Treatment When IVIG and Plasma Exchange Fail to Reduce Circulating Autoantibodies in Rapidly Progressive Cerebellar Syndrome with Cell-Surface Antineuronal Antibodies
This protocol applies to patients with paraneoplastic cerebellar degeneration presenting as a rapidly progressive cerebellar syndrome in whom antineuronal antibodies directed against cell-surface antigens have been confirmed, and in whom a prior immunotherapy line did not achieve sufficient reduction of circulating autoantibodies.
Rapidly progressive cerebellar syndrome with detected antineuronal antibodies directed against cell-surface antigens. Identifying whether antibodies target intracellular antigens or cell-surface antigens is essential, as this distinction directly shapes the therapeutic strategy employed.

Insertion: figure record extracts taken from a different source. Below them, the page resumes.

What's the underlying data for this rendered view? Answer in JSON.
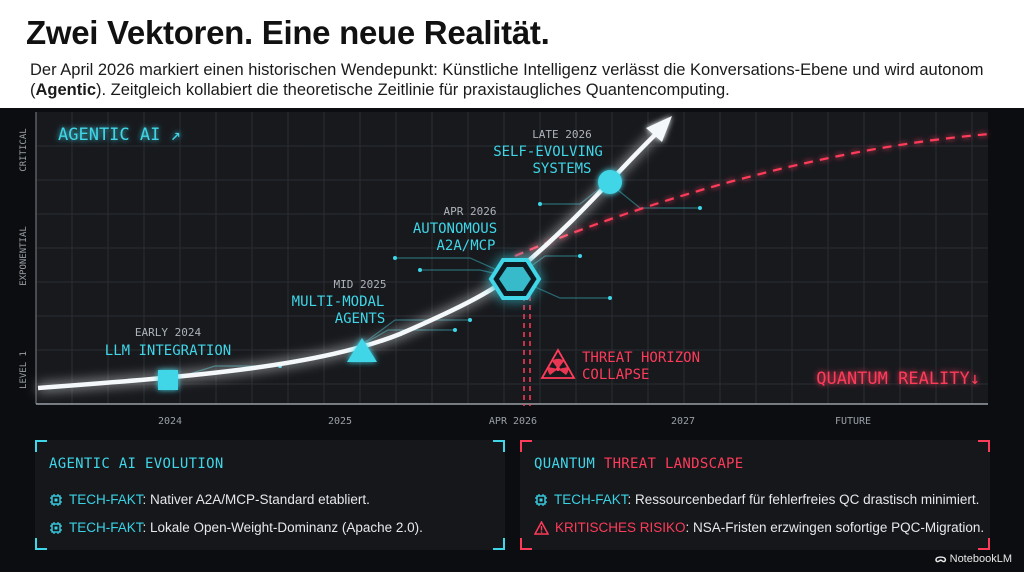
{
  "header": {
    "title": "Zwei Vektoren. Eine neue Realität.",
    "subtitle_part1": "Der April 2026 markiert einen historischen Wendepunkt: Künstliche Intelligenz verlässt die Konversations-Ebene und wird autonom (",
    "subtitle_bold": "Agentic",
    "subtitle_part2": "). Zeitgleich kollabiert die theoretische Zeitlinie für praxistaugliches Quantencomputing."
  },
  "chart": {
    "agentic_label": "AGENTIC AI ↗",
    "quantum_label": "QUANTUM REALITY↓",
    "y_axis_labels": [
      "CRITICAL",
      "EXPONENTIAL",
      "LEVEL 1"
    ],
    "x_axis_labels": [
      "2024",
      "2025",
      "APR 2026",
      "2027",
      "FUTURE"
    ],
    "milestones": [
      {
        "date": "EARLY 2024",
        "name": [
          "LLM INTEGRATION"
        ],
        "shape": "square"
      },
      {
        "date": "MID 2025",
        "name": [
          "MULTI-MODAL",
          "AGENTS"
        ],
        "shape": "triangle"
      },
      {
        "date": "APR 2026",
        "name": [
          "AUTONOMOUS",
          "A2A/MCP"
        ],
        "shape": "hexagon"
      },
      {
        "date": "LATE 2026",
        "name": [
          "SELF-EVOLVING",
          "SYSTEMS"
        ],
        "shape": "circle"
      }
    ],
    "threat": {
      "line1": "THREAT HORIZON",
      "line2": "COLLAPSE",
      "icon": "radiation-icon"
    },
    "colors": {
      "agentic": "#3fd6e8",
      "quantum": "#ff3b5a",
      "curve": "#ffffff"
    }
  },
  "panels": {
    "left": {
      "title": "AGENTIC AI EVOLUTION",
      "facts": [
        {
          "icon": "chip-icon",
          "label": "TECH-FAKT",
          "text": ": Nativer A2A/MCP-Standard etabliert."
        },
        {
          "icon": "chip-icon",
          "label": "TECH-FAKT",
          "text": ": Lokale Open-Weight-Dominanz (Apache 2.0)."
        }
      ]
    },
    "right": {
      "title_part1": "QUANTUM",
      "title_part2": "THREAT LANDSCAPE",
      "facts": [
        {
          "icon": "chip-icon",
          "label": "TECH-FAKT",
          "text": ": Ressourcenbedarf für fehlerfreies QC drastisch minimiert."
        },
        {
          "icon": "warning-icon",
          "label": "KRITISCHES RISIKO",
          "text": ": NSA-Fristen erzwingen sofortige PQC-Migration."
        }
      ]
    }
  },
  "footer": {
    "brand": "NotebookLM"
  }
}
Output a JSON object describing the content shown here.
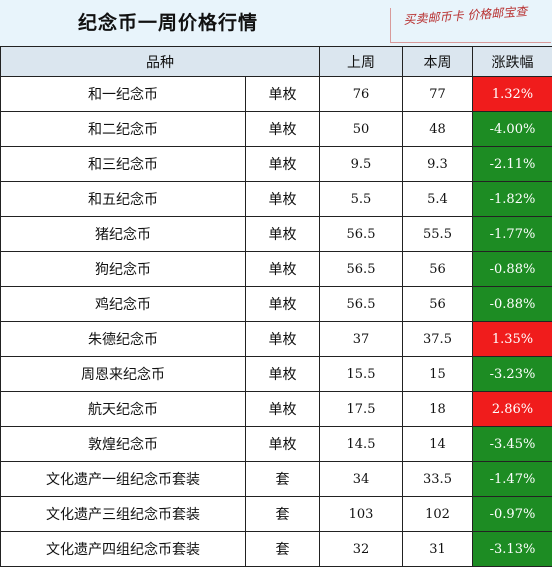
{
  "title": "纪念币一周价格行情",
  "brand_text": "买卖邮币卡 价格邮宝查",
  "headers": {
    "variety": "品种",
    "last_week": "上周",
    "this_week": "本周",
    "change": "涨跌幅"
  },
  "colors": {
    "up": "#f01c1c",
    "down": "#1d8c23",
    "header_bg": "#dbe6ef"
  },
  "rows": [
    {
      "name": "和一纪念币",
      "unit": "单枚",
      "last": "76",
      "now": "77",
      "change": "1.32%",
      "trend": "up"
    },
    {
      "name": "和二纪念币",
      "unit": "单枚",
      "last": "50",
      "now": "48",
      "change": "-4.00%",
      "trend": "down"
    },
    {
      "name": "和三纪念币",
      "unit": "单枚",
      "last": "9.5",
      "now": "9.3",
      "change": "-2.11%",
      "trend": "down"
    },
    {
      "name": "和五纪念币",
      "unit": "单枚",
      "last": "5.5",
      "now": "5.4",
      "change": "-1.82%",
      "trend": "down"
    },
    {
      "name": "猪纪念币",
      "unit": "单枚",
      "last": "56.5",
      "now": "55.5",
      "change": "-1.77%",
      "trend": "down"
    },
    {
      "name": "狗纪念币",
      "unit": "单枚",
      "last": "56.5",
      "now": "56",
      "change": "-0.88%",
      "trend": "down"
    },
    {
      "name": "鸡纪念币",
      "unit": "单枚",
      "last": "56.5",
      "now": "56",
      "change": "-0.88%",
      "trend": "down"
    },
    {
      "name": "朱德纪念币",
      "unit": "单枚",
      "last": "37",
      "now": "37.5",
      "change": "1.35%",
      "trend": "up"
    },
    {
      "name": "周恩来纪念币",
      "unit": "单枚",
      "last": "15.5",
      "now": "15",
      "change": "-3.23%",
      "trend": "down"
    },
    {
      "name": "航天纪念币",
      "unit": "单枚",
      "last": "17.5",
      "now": "18",
      "change": "2.86%",
      "trend": "up"
    },
    {
      "name": "敦煌纪念币",
      "unit": "单枚",
      "last": "14.5",
      "now": "14",
      "change": "-3.45%",
      "trend": "down"
    },
    {
      "name": "文化遗产一组纪念币套装",
      "unit": "套",
      "last": "34",
      "now": "33.5",
      "change": "-1.47%",
      "trend": "down"
    },
    {
      "name": "文化遗产三组纪念币套装",
      "unit": "套",
      "last": "103",
      "now": "102",
      "change": "-0.97%",
      "trend": "down"
    },
    {
      "name": "文化遗产四组纪念币套装",
      "unit": "套",
      "last": "32",
      "now": "31",
      "change": "-3.13%",
      "trend": "down"
    }
  ]
}
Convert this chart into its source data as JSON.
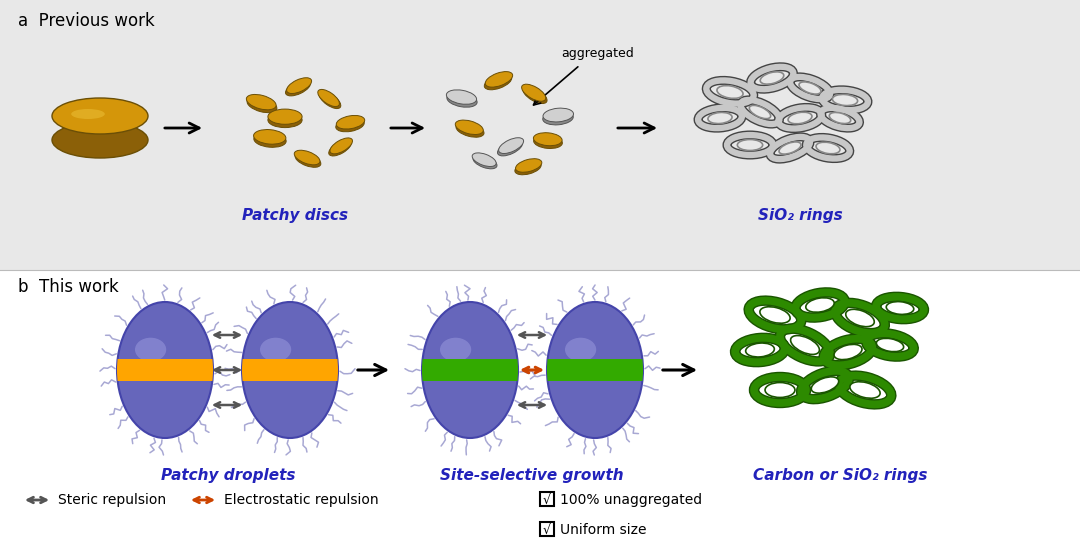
{
  "fig_width": 10.8,
  "fig_height": 5.6,
  "dpi": 100,
  "bg_color_top": "#e8e8e8",
  "bg_color_bottom": "#ffffff",
  "panel_a_label": "a  Previous work",
  "panel_b_label": "b  This work",
  "label_fontsize": 12,
  "patchy_discs_label": "Patchy discs",
  "sio2_rings_label": "SiO₂ rings",
  "patchy_droplets_label": "Patchy droplets",
  "site_selective_label": "Site-selective growth",
  "carbon_rings_label": "Carbon or SiO₂ rings",
  "aggregated_label": "aggregated",
  "blue_label_color": "#2222bb",
  "gold_color": "#D4960A",
  "gold_dark": "#8B6008",
  "silver_color": "#C8C8C8",
  "silver_dark": "#707070",
  "sphere_color_main": "#6666bb",
  "sphere_color_edge": "#4444aa",
  "sphere_highlight": "#9999dd",
  "green_color": "#2d8a00",
  "green_dark": "#1a5500",
  "orange_band": "#FFA500",
  "green_band": "#33aa00",
  "orange_arrow": "#cc4400",
  "gray_arrow": "#555555",
  "spike_color": "#9999cc",
  "steric_label": "Steric repulsion",
  "electrostatic_label": "Electrostatic repulsion",
  "unaggregated_label": "100% unaggregated",
  "uniform_label": "Uniform size",
  "text_fontsize": 10,
  "sub_label_fontsize": 11
}
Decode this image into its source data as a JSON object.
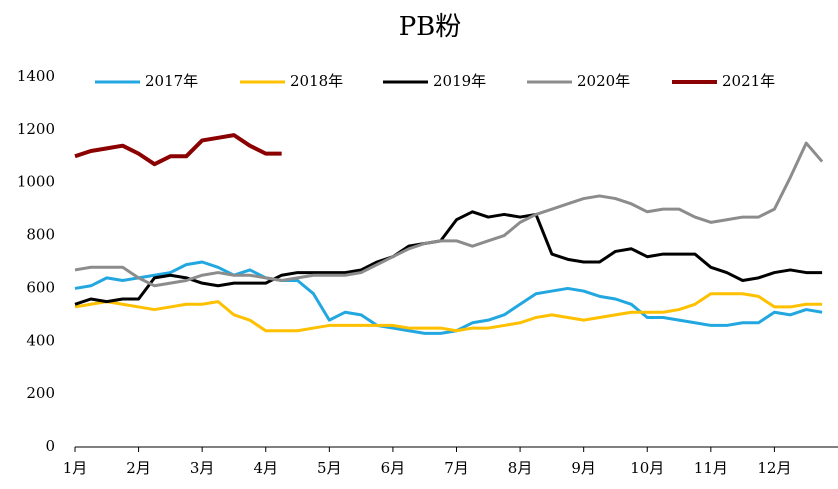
{
  "chart_data": {
    "type": "line",
    "title": "PB粉",
    "categories": [
      "1月",
      null,
      null,
      null,
      "2月",
      null,
      null,
      null,
      "3月",
      null,
      null,
      null,
      "4月",
      null,
      null,
      null,
      "5月",
      null,
      null,
      null,
      "6月",
      null,
      null,
      null,
      "7月",
      null,
      null,
      null,
      "8月",
      null,
      null,
      null,
      "9月",
      null,
      null,
      null,
      "10月",
      null,
      null,
      null,
      "11月",
      null,
      null,
      null,
      "12月",
      null,
      null,
      null
    ],
    "ylim": [
      0,
      1400
    ],
    "yticks": [
      0,
      200,
      400,
      600,
      800,
      1000,
      1200,
      1400
    ],
    "grid": false,
    "legend": "top",
    "series": [
      {
        "name": "2017年",
        "color": "#22a7e0",
        "values": [
          600,
          610,
          640,
          630,
          640,
          650,
          660,
          690,
          700,
          680,
          650,
          670,
          640,
          630,
          630,
          580,
          480,
          510,
          500,
          460,
          450,
          440,
          430,
          430,
          440,
          470,
          480,
          500,
          540,
          580,
          590,
          600,
          590,
          570,
          560,
          540,
          490,
          490,
          480,
          470,
          460,
          460,
          470,
          470,
          510,
          500,
          520,
          510
        ]
      },
      {
        "name": "2018年",
        "color": "#ffc000",
        "values": [
          530,
          540,
          550,
          540,
          530,
          520,
          530,
          540,
          540,
          550,
          500,
          480,
          440,
          440,
          440,
          450,
          460,
          460,
          460,
          460,
          460,
          450,
          450,
          450,
          440,
          450,
          450,
          460,
          470,
          490,
          500,
          490,
          480,
          490,
          500,
          510,
          510,
          510,
          520,
          540,
          580,
          580,
          580,
          570,
          530,
          530,
          540,
          540
        ]
      },
      {
        "name": "2019年",
        "color": "#000000",
        "values": [
          540,
          560,
          550,
          560,
          560,
          640,
          650,
          640,
          620,
          610,
          620,
          620,
          620,
          650,
          660,
          660,
          660,
          660,
          670,
          700,
          720,
          760,
          770,
          780,
          860,
          890,
          870,
          880,
          870,
          880,
          730,
          710,
          700,
          700,
          740,
          750,
          720,
          730,
          730,
          730,
          680,
          660,
          630,
          640,
          660,
          670,
          660,
          660
        ]
      },
      {
        "name": "2020年",
        "color": "#8c8c8c",
        "values": [
          670,
          680,
          680,
          680,
          640,
          610,
          620,
          630,
          650,
          660,
          650,
          650,
          640,
          630,
          640,
          650,
          650,
          650,
          660,
          690,
          720,
          750,
          770,
          780,
          780,
          760,
          780,
          800,
          850,
          880,
          900,
          920,
          940,
          950,
          940,
          920,
          890,
          900,
          900,
          870,
          850,
          860,
          870,
          870,
          900,
          1020,
          1150,
          1080
        ]
      },
      {
        "name": "2021年",
        "color": "#8b0000",
        "values": [
          1100,
          1120,
          1130,
          1140,
          1110,
          1070,
          1100,
          1100,
          1160,
          1170,
          1180,
          1140,
          1110,
          1110,
          null,
          null,
          null,
          null,
          null,
          null,
          null,
          null,
          null,
          null,
          null,
          null,
          null,
          null,
          null,
          null,
          null,
          null,
          null,
          null,
          null,
          null,
          null,
          null,
          null,
          null,
          null,
          null,
          null,
          null,
          null,
          null,
          null,
          null
        ]
      }
    ]
  }
}
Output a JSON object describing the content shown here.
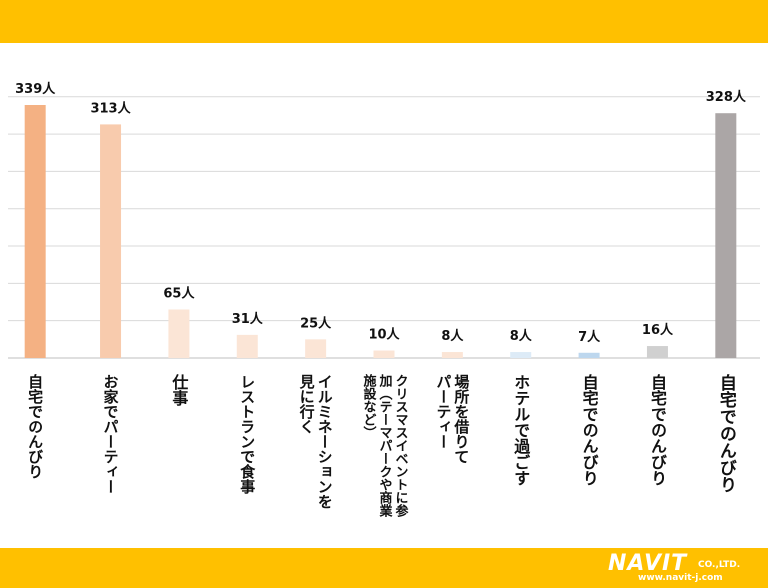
{
  "logo": {
    "main": "NAVIT",
    "suffix": "CO.,LTD.",
    "url": "www.navit-j.com"
  },
  "chart_data": {
    "type": "bar",
    "unit": "人",
    "ylim": [
      0,
      370
    ],
    "grid": true,
    "categories": [
      [
        "自宅でのんびり"
      ],
      [
        "お家でパーティー"
      ],
      [
        "仕事"
      ],
      [
        "レストランで食事"
      ],
      [
        "イルミネーションを",
        "見に行く"
      ],
      [
        "クリスマスイベントに参",
        "加（テーマパークや商業",
        "施設など）"
      ],
      [
        "場所を借りて",
        "パーティー"
      ],
      [
        "ホテルで過ごす"
      ],
      [
        "自宅でのんびり"
      ],
      [
        "自宅でのんびり"
      ],
      [
        "自宅でのんびり"
      ]
    ],
    "values": [
      339,
      313,
      65,
      31,
      25,
      10,
      8,
      8,
      7,
      16,
      328
    ],
    "value_labels": [
      "339人",
      "313人",
      "65人",
      "31人",
      "25人",
      "10人",
      "8人",
      "8人",
      "7人",
      "16人",
      "328人"
    ],
    "colors": [
      "#F4B183",
      "#F8CBAD",
      "#FBE5D6",
      "#FBE5D6",
      "#FBE5D6",
      "#FBE5D6",
      "#FBE5D6",
      "#DDEBF7",
      "#BDD7EE",
      "#D0D0D0",
      "#ABA6A6"
    ],
    "label_sizes": [
      15,
      15,
      16,
      15,
      15,
      13,
      15,
      16,
      16,
      16,
      17
    ]
  }
}
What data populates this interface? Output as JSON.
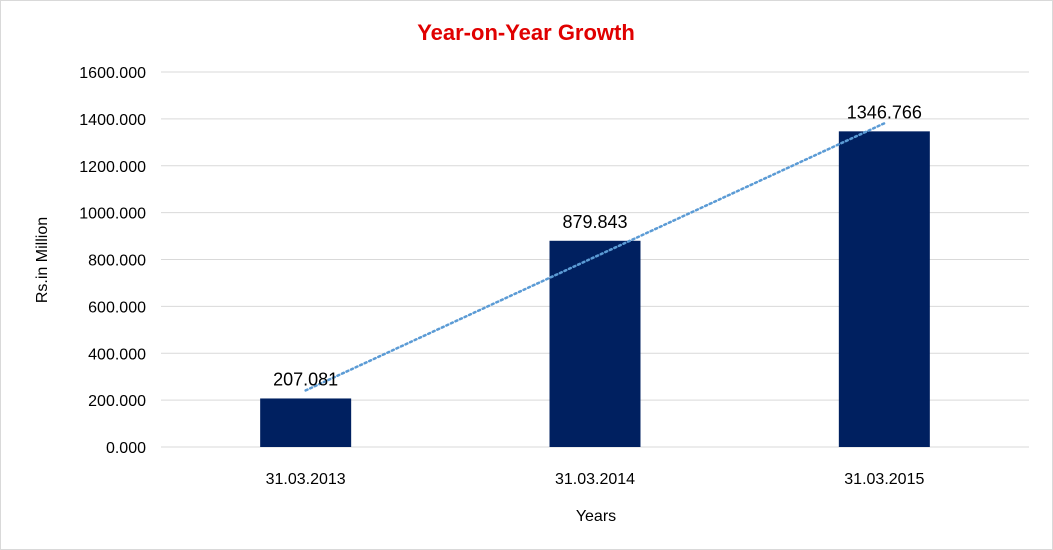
{
  "chart_data": {
    "type": "bar",
    "title": "Year-on-Year Growth",
    "categories": [
      "31.03.2013",
      "31.03.2014",
      "31.03.2015"
    ],
    "values": [
      207.081,
      879.843,
      1346.766
    ],
    "data_labels": [
      "207.081",
      "879.843",
      "1346.766"
    ],
    "xlabel": "Years",
    "ylabel": "Rs.in Million",
    "ylim": [
      0,
      1600
    ],
    "yticks": [
      0,
      200,
      400,
      600,
      800,
      1000,
      1200,
      1400,
      1600
    ],
    "ytick_labels": [
      "0.000",
      "200.000",
      "400.000",
      "600.000",
      "800.000",
      "1000.000",
      "1200.000",
      "1400.000",
      "1600.000"
    ],
    "grid": true,
    "legend": "none",
    "trendline": "linear",
    "colors": {
      "bar": "#002060",
      "title": "#e00000",
      "trendline": "#5b9bd5",
      "grid": "#d9d9d9"
    }
  }
}
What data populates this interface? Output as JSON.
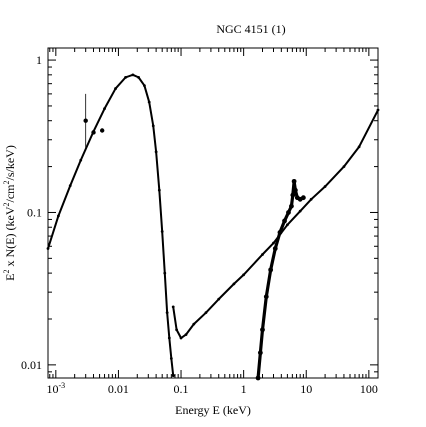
{
  "chart_data": {
    "type": "scatter",
    "title": "NGC 4151 (1)",
    "xlabel": "Energy E (keV)",
    "ylabel_parts": {
      "sq": "2",
      "pre": " x N(E) (keV",
      "cm": "/cm",
      "tail": "/s/keV)",
      "lead": "E"
    },
    "x_scale": "log",
    "y_scale": "log",
    "xlim": [
      0.00075,
      140
    ],
    "ylim": [
      0.0082,
      1.2
    ],
    "grid": false,
    "x_ticks": [
      {
        "value": 0.001,
        "label_base": "10",
        "label_exp": "-3"
      },
      {
        "value": 0.01,
        "label": "0.01"
      },
      {
        "value": 0.1,
        "label": "0.1"
      },
      {
        "value": 1,
        "label": "1"
      },
      {
        "value": 10,
        "label": "10"
      },
      {
        "value": 100,
        "label": "100"
      }
    ],
    "y_ticks": [
      {
        "value": 0.01,
        "label": "0.01"
      },
      {
        "value": 0.1,
        "label": "0.1"
      },
      {
        "value": 1,
        "label": "1"
      }
    ],
    "series": [
      {
        "style": "dense-dots",
        "x": [
          0.00075,
          0.0011,
          0.0017,
          0.0025,
          0.004,
          0.006,
          0.009,
          0.013,
          0.017,
          0.021,
          0.026,
          0.031,
          0.036,
          0.04,
          0.045,
          0.05,
          0.055,
          0.06,
          0.065,
          0.07,
          0.075
        ],
        "y": [
          0.058,
          0.095,
          0.15,
          0.22,
          0.34,
          0.48,
          0.65,
          0.77,
          0.8,
          0.77,
          0.68,
          0.53,
          0.37,
          0.25,
          0.14,
          0.075,
          0.04,
          0.022,
          0.015,
          0.011,
          0.0085
        ]
      },
      {
        "style": "dense-dots",
        "x": [
          0.075,
          0.085,
          0.1,
          0.12,
          0.16,
          0.25,
          0.4,
          0.7,
          1,
          2,
          3,
          5,
          8,
          12,
          20,
          40,
          70,
          140
        ],
        "y": [
          0.024,
          0.017,
          0.015,
          0.0158,
          0.0185,
          0.022,
          0.027,
          0.034,
          0.039,
          0.053,
          0.063,
          0.083,
          0.102,
          0.122,
          0.148,
          0.2,
          0.27,
          0.47
        ]
      },
      {
        "style": "dense-dots-thick",
        "x": [
          1.7,
          1.85,
          2.0,
          2.3,
          2.7,
          3.2,
          3.8,
          4.5,
          5.2,
          5.8,
          6.1,
          6.4,
          6.7,
          7.2,
          8.0,
          9.0
        ],
        "y": [
          0.0082,
          0.012,
          0.017,
          0.028,
          0.042,
          0.058,
          0.074,
          0.088,
          0.1,
          0.11,
          0.13,
          0.16,
          0.14,
          0.125,
          0.122,
          0.125
        ]
      }
    ],
    "error_points": [
      {
        "x": 0.003,
        "y": 0.4,
        "y_err": [
          0.255,
          0.6
        ]
      },
      {
        "x": 0.004,
        "y": 0.335
      },
      {
        "x": 0.0055,
        "y": 0.345
      }
    ]
  }
}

The preceding treatment involved intravenous immunoglobulins (IVIG) or plasma exchange (PLEX), used alongside corticosteroids — initiated simultaneously in patients with severe symptoms or rapid clinical worsening, or as a second-line step when corticosteroid monotherapy was insufficient.
The defined goal for that line — reduction of circulating autoantibodies — was not achieved. This failure to meet the target is the trigger for escalation to the protocol described here.
- If a specific antibody has been detected, one can distinguish between antibodies directed against intracellular antigens and antibodies directed against cell-surface antigens.
- Concepts targeting B-cells alone are primarily used if antibodies against cell-surface antigens have been detected.
- In case of intended depletion of CD20 positive plasma cells, rituximab is a well-tolerated substance.
- In case of contraindications or adverse effects under therapy with immunosuppressants, monthly administrations of IVIG or performance of PLEX can be considered in the presence of good clinical response.